Session number: 1039
Abstract title: How Well Do Standard Risk Adjustment Models Predict Utilization for Patients with a Major Functional
Author(s):
G Warner - Center for Health Quality, Outcomes and Economic Research
ARosen - Center for Health Quality, Outcomes and Economic Research
MMontez - Center for Health Quality, Outcomes and Economic Research
CRakovski - Center for Health Quality, Outcomes and Economic Research
HHoenig - Durham VAMC
Objectives: Patients with a major functional limitation may have different utilization patterns then the overall population. This analysis evaluated how well diagnostic-based risk adjustment models predicted resource use and then bolstered models with additional information in a sample of patients diagnosed with spinal cord dysfunction (SCD).
Methods: A 40% random sample of veterans who used inpatient and outpatient services in FY’97 was obtained from VA databases (N=1,046,803). The number of service days was used to measure resource utilization. Previously validated ICD-9 codes for traumatic spinal cord injury, multiple sclerosis, quadriplegia, paraplegia and other pathologies leading to possible paraplegia/quadriplegia were used to identify a subgroup of patients with SCD (N=7,761). Weighted least squares regression models compared the performance of two risk adjustment systems (Adjusted Clinical Groups (ACG) and Diagnostic Cost Groups (DCG)). Additional markers (e.g., SCD subgroup, high risk comorbidities, and comorbidity-subgroup interaction terms) were added to basic risk adjustment models to improve model predictability. Measures of fit were calculated. These included R-squared and root mean square errors (RMSE).

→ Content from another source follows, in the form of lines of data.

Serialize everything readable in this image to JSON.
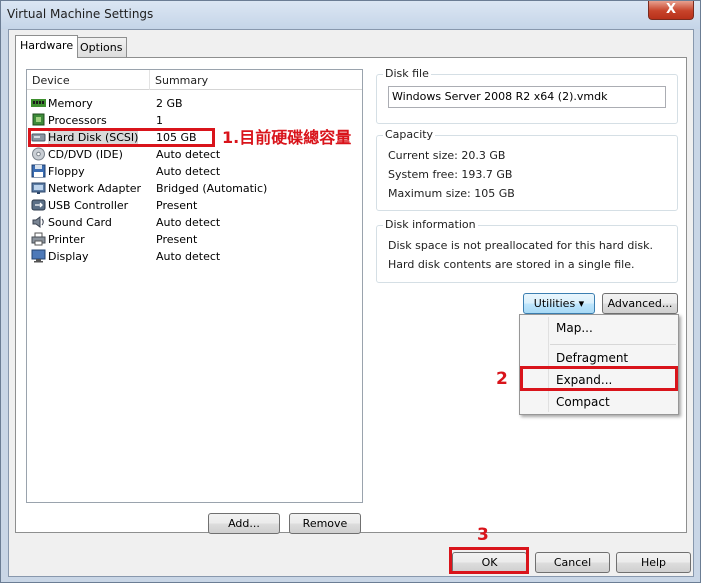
{
  "window": {
    "title": "Virtual Machine Settings",
    "close_label": "X"
  },
  "tabs": [
    {
      "label": "Hardware"
    },
    {
      "label": "Options"
    }
  ],
  "device_list": {
    "columns": {
      "device": "Device",
      "summary": "Summary"
    },
    "rows": [
      {
        "device": "Memory",
        "summary": "2 GB",
        "icon": "memory-icon"
      },
      {
        "device": "Processors",
        "summary": "1",
        "icon": "processor-icon"
      },
      {
        "device": "Hard Disk (SCSI)",
        "summary": "105 GB",
        "icon": "hard-disk-icon"
      },
      {
        "device": "CD/DVD (IDE)",
        "summary": "Auto detect",
        "icon": "cd-dvd-icon"
      },
      {
        "device": "Floppy",
        "summary": "Auto detect",
        "icon": "floppy-icon"
      },
      {
        "device": "Network Adapter",
        "summary": "Bridged (Automatic)",
        "icon": "network-adapter-icon"
      },
      {
        "device": "USB Controller",
        "summary": "Present",
        "icon": "usb-icon"
      },
      {
        "device": "Sound Card",
        "summary": "Auto detect",
        "icon": "sound-card-icon"
      },
      {
        "device": "Printer",
        "summary": "Present",
        "icon": "printer-icon"
      },
      {
        "device": "Display",
        "summary": "Auto detect",
        "icon": "display-icon"
      }
    ],
    "selected_index": 2
  },
  "annotations": {
    "step1": "1.目前硬碟總容量",
    "step2": "2",
    "step3": "3",
    "color": "#d9141b"
  },
  "disk_file": {
    "label": "Disk file",
    "value": "Windows Server 2008 R2 x64 (2).vmdk"
  },
  "capacity": {
    "label": "Capacity",
    "current_size": "Current size: 20.3 GB",
    "system_free": "System free: 193.7 GB",
    "maximum_size": "Maximum size: 105 GB"
  },
  "disk_information": {
    "label": "Disk information",
    "line1": "Disk space is not preallocated for this hard disk.",
    "line2": "Hard disk contents are stored in a single file."
  },
  "buttons": {
    "utilities": "Utilities ▾",
    "advanced": "Advanced...",
    "add": "Add...",
    "remove": "Remove",
    "ok": "OK",
    "cancel": "Cancel",
    "help": "Help"
  },
  "utilities_menu": {
    "items": [
      "Map...",
      "Defragment",
      "Expand...",
      "Compact"
    ],
    "highlighted": "Expand..."
  }
}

Results: The DCG model explained more total variance and had less error for both the overall sample and for the SCD subgroup (R-squared =.315, RMSE=32.32 and R-squared =.221, RMSE= 57.8 respectively) than the ACG model (R-squared=.232, RMSE=34.12 and R-squared=.112, RMSE= 65.3). Additional markers minimally improved predictive ability and decreased mean errors for the overall sample (DCG model: R-squared=.317 and RMSE= 32.18) or the SCD subgroup (R-squared=.243, RMSE= 60.3).
Conclusions: For people with SCD, DCG models predicted total resource utilization better than the ACG model. Adding other markers only minimally improved the model. Given available inpatient/outpatient administrative information, the DCG model appears to be a better risk adjustment system than ACG for this group.
Impact statement: The VA provides services for a large proportion of people with SCD, and has identified this subgroup as an important subpopulation to monitor because of their high service utilization. To ensure that adequate resources are allocated for subgroups such as these it is important to maximize the predictive accuracy of risk-adjustment methods. To further improve prediction models, additional clinical and functional status information may useful.